All Souls College, Oxford
Hilary Term, 2023
Led by Dr Margaret Bent (Convenor, All Souls College, Oxford) and Matthew Thomson (University College Dublin)
The seminars are all held via Zoom on Thursdays at 5 p.m. GMT. If you are planning to attend a seminar this term, please register using this form. For each seminar, those who have registered will receive an email with the Zoom invitation and any further materials a couple of days before the seminar. If you have questions, please just send an email to firstname.lastname@example.org.
Thursday 26 January, 5pm GMT
Julia Craig-McFeely (DIAMM, University of Oxford)
The Sadler Sets of Partbooks and Tudor Music Copying
Discussants: Owen Rees (University of Oxford) and Magnus Williamson (University of Newcastle)
The digital recovery of the Sadler Partbooks has revealed considerably more than simply the notes written on the pages. Surprisingly more in fact. It has led to a re-evaluation of pretty much everything we thought we knew about the books and their inception, and indeed the culture of music copying in England in the mid- to late-16th century. This paper examines the question of who was responsible for copying Bodleian Library Mus. e. 1–5. Some tempting speculations are explored, and some new paradigms proposed.
Thursday 16 February, 5pm GMT
Martin Kirnbauer and the project team Vicentino21: Anne Smith, David Gallagher, Luigi Collarile and Johannes Keller (Schola Cantorum Basiliensis / FHNW)
Soav’ e dolce – Nicola Vicentino’s Intervallic Vision
The musical ideas and visions that Vicentino sets out in his writings L’antica musica ridotta alla moderna prattica (Rome 1555) and the Manifesto for his arciorgano can only be concretely traced on the basis of a few, mostly fragmentary, surviving compositions.
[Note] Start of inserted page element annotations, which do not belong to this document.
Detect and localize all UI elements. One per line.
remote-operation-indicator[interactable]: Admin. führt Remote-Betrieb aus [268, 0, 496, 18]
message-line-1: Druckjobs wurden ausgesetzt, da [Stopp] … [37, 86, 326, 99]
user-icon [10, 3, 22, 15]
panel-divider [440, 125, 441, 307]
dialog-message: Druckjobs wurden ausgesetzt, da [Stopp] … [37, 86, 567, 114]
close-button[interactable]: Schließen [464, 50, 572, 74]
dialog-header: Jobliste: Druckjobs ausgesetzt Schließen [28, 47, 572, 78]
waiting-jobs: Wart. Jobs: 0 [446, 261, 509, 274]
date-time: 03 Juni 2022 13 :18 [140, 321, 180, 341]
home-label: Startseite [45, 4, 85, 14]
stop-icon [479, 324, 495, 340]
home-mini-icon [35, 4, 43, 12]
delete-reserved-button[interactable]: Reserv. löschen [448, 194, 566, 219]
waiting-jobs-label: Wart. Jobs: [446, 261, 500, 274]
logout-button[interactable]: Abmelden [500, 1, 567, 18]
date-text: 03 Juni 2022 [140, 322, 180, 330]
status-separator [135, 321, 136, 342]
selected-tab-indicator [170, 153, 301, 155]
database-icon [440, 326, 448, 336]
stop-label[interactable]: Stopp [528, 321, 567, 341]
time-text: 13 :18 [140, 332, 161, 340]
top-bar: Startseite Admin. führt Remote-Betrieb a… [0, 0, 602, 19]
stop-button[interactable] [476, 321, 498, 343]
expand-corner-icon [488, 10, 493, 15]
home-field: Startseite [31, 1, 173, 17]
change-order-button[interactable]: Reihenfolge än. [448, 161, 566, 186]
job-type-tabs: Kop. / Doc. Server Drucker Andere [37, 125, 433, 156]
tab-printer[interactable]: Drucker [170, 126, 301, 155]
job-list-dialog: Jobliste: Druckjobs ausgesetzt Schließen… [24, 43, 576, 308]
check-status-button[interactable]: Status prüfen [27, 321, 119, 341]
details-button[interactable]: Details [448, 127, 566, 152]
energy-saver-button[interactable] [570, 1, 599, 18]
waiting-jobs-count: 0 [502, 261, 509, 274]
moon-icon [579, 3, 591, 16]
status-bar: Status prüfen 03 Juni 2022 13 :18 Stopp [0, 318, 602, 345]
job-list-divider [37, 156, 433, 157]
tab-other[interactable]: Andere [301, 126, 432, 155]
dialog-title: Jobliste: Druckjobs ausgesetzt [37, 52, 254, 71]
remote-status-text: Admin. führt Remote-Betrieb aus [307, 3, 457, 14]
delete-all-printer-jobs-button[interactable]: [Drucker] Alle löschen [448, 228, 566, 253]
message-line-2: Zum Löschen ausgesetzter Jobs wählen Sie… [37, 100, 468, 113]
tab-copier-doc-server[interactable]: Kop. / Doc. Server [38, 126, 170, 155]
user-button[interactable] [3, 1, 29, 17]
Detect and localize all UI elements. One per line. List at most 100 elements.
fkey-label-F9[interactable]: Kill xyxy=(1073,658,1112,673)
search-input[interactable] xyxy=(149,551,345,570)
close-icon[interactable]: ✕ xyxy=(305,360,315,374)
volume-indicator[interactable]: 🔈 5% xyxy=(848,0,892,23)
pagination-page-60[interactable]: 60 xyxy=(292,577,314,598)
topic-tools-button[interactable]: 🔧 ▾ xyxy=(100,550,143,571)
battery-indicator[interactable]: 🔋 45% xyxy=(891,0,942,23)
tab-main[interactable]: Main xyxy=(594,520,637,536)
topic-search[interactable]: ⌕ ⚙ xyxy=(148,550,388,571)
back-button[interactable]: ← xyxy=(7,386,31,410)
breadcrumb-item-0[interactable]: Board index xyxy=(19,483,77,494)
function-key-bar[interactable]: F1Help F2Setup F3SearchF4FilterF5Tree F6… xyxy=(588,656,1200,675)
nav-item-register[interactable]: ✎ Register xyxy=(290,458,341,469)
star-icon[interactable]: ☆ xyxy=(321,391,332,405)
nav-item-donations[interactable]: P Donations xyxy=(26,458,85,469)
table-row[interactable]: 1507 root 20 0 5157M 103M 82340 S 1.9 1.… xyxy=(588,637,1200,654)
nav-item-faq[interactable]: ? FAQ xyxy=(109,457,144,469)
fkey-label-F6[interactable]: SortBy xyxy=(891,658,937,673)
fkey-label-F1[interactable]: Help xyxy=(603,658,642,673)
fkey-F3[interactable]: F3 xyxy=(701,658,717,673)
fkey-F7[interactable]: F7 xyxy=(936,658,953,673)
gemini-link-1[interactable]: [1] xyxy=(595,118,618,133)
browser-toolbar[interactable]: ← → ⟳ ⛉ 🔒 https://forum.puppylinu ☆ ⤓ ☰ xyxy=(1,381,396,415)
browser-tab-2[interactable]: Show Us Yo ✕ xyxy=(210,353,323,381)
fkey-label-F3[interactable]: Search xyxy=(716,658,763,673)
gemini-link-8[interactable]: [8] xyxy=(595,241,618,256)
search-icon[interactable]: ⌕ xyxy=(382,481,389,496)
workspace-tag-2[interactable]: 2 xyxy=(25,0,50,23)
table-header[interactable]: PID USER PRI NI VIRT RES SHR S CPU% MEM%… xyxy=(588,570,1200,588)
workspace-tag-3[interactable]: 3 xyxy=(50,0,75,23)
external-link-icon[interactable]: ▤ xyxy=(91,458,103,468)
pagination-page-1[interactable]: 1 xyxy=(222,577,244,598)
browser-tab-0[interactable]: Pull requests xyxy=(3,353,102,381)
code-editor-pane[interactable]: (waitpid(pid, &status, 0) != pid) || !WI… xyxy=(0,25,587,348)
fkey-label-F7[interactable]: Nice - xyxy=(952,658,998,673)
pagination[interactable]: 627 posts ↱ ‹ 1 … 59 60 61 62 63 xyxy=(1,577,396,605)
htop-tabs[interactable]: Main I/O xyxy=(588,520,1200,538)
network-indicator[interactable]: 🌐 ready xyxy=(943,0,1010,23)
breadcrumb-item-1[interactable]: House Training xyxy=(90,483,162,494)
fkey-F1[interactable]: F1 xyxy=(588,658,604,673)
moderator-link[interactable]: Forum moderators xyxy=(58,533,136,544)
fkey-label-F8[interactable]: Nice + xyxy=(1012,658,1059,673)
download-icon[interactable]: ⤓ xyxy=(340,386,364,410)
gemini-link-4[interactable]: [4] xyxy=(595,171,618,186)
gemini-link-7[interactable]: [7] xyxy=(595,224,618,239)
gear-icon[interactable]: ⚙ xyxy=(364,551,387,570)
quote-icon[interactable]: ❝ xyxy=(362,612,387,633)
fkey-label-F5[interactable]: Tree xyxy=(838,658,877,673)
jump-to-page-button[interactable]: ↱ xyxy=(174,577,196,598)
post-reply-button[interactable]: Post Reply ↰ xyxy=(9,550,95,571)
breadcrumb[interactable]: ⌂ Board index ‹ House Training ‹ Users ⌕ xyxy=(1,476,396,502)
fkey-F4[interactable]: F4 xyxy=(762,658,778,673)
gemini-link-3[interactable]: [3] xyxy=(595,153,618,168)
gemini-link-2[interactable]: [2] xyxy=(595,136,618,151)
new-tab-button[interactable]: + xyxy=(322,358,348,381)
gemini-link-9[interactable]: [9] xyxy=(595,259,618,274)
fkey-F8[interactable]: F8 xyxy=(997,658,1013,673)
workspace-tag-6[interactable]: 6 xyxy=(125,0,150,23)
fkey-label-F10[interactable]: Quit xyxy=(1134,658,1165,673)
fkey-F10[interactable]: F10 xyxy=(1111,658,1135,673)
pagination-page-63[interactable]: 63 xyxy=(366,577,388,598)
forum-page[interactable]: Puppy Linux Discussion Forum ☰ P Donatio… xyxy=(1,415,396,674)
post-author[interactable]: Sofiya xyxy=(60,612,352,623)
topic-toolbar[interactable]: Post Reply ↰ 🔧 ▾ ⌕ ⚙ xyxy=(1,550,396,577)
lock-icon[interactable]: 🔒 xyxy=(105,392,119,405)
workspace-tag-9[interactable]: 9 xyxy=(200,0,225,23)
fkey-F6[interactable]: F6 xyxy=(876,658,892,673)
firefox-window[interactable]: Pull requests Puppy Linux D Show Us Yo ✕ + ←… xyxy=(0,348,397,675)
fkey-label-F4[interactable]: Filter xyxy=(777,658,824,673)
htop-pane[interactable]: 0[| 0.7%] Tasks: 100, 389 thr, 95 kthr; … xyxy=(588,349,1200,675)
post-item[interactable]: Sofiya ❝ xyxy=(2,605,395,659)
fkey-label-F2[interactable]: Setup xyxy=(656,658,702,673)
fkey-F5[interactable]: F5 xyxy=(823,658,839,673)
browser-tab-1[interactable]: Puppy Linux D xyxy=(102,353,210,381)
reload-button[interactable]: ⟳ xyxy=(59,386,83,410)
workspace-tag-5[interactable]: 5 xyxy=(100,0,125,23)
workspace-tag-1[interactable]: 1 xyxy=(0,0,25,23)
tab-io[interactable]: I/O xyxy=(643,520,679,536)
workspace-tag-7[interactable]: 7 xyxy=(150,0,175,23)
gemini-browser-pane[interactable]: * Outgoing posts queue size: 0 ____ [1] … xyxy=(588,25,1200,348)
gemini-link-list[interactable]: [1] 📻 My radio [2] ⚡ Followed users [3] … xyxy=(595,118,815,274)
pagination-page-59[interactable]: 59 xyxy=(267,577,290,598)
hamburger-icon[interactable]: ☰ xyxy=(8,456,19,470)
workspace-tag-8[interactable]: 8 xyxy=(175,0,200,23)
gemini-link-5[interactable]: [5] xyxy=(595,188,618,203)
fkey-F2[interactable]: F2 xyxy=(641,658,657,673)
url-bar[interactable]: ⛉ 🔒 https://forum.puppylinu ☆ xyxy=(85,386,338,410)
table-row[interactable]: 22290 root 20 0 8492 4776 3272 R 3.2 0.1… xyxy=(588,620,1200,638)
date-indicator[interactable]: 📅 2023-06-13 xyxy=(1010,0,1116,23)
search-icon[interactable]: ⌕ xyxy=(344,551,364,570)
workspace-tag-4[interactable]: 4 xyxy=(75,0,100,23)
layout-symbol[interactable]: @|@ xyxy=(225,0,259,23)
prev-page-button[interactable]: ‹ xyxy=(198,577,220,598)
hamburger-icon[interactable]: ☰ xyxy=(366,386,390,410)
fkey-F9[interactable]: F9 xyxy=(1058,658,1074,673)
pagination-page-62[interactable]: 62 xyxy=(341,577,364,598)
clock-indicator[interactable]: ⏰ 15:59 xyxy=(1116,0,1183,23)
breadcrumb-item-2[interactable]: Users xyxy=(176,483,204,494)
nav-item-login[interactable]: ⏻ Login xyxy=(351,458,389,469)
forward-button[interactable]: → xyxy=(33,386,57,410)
However, the research carried out within the framework of the SNSF-funded research project “Vicentino21” (https://www.fhnw.ch/plattformen/vicentino21/), with the aim of creating a digital edition of Vicentino’s treatise, now provides concrete findings. Using the example of the madrigal Soav’ e dolce ardore (III:51, fol. 67), questions concerning Vicentino’s musical visions and the edition will be discussed.
Thursday 9 March, 5pm GMT
Emily Zazulia (University of California at Berkeley)
The Fifteenth-Century Song Mass: Some Challenges
Discussants: Fabrice Fitch (Royal Conservatoire of Scotland) and Sean Gallagher (New England Conservatory)
Love songs and the Catholic Mass do not make easy bedfellows. The earthly, amorous, even carnal feelings explored in fifteenth-century chansons seem at odds with the solemnity of Christian observance’s most central rite. Recent scholarship has attempted to bridge this divide, showing how some of these genre-crossing pieces conflate the earthly lady with the Virgin Mary, thereby effacing the divide between sacred and secular. But a substantial body of song masses survives whose source material is decidedly not amenable to this type of interpretation—masses based on songs that are less “My gracious lady is without peer” and more “Hey miller girl, come grind my grain”—or, as we shall see, worse. This paper turns an eye toward these misfit masses, surveying the corpus for a sense of what there is—the Whos, Whats, Wheres, and Whens—as a first step toward the Hows and Whys of these puzzling pieces. One particularly tricky example, the mass variously referred to as Je ne demande and Elle est bien malade, suggests that it may be time to replace prevailing sacred–secular interpretative models with a new approach.